Das heißt, es dürfen nur noch die Ausgaben getätigt werden, zu denen wir gesetzlich oder vertraglich verpflichtet sind oder die zu speziellen Bereichen wie der Gefahrenabwehr oder der Aufrechterhaltung des Dienstbetriebs gehören. Alle neuen Investitionen, auch in große Bauprojekte, sind erst einmal gestoppt, weil wir diese ja über Kredite finanzieren müssen. Uns geht es jetzt darum, vor allem die laufenden Baumaßnahmen zu Ende zu führen.

Was sind da die größten Batzen?

Da geht es zum Beispiel um den Umbau der Dossenheimer Landstraße und die Sanierung der Montpellierbrücke. Die wollen und müssen wir zu Ende führen. Mit Bauruinen wäre niemandem geholfen.

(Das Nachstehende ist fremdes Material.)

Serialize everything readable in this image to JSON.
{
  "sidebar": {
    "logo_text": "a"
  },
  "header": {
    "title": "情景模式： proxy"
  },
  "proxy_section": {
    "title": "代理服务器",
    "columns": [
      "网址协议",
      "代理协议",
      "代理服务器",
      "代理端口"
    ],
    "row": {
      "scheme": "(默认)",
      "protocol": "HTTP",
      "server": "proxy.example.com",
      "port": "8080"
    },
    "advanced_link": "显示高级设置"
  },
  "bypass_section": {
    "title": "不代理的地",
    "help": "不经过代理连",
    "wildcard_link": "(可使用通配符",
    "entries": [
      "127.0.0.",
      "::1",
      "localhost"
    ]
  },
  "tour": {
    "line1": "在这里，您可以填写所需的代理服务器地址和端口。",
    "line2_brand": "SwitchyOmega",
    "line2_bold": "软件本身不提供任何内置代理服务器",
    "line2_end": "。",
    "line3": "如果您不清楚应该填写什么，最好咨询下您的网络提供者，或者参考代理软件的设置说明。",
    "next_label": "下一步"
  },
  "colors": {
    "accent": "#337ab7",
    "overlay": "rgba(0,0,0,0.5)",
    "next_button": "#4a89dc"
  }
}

Ich dachte, das wäre bereits ausfinanziert.

Nein, auch dafür müssen wir noch Kredite aufnehmen. Momentan läuft die Auszahlung über Kassenkredite, das entspricht den Dispokrediten in einem Privathaushalt – das heißt, wir überziehen unsere Konten. Was wir aber benötigen, sind ordentliche Kreditermächtigungen. Die benötigen wir übrigens auch für zukünftige Projekte, wie den Ausbau der Ganztagsbetreuung an Schulen.

Oder die Schulsanierungen.

Es geht da eher um den Bau von Mensen, die wir für die Ganztagsbetreuung vorgesehen haben. Das Regierungspräsidium hat uns deutlich darauf hingewiesen, dass wir erst wieder Kreditermächtigungen bekommen, wenn wir unser Haushaltsergebnis ordentlich verbessern.

Was heißt das jetzt für die Zuschussempfänger im sozialen und kulturellen Bereich? Ich nehme an, dass die Zuschüsse auf dem Niveau von 2024 eingefroren werden, weil das so vertraglich geregelt ist?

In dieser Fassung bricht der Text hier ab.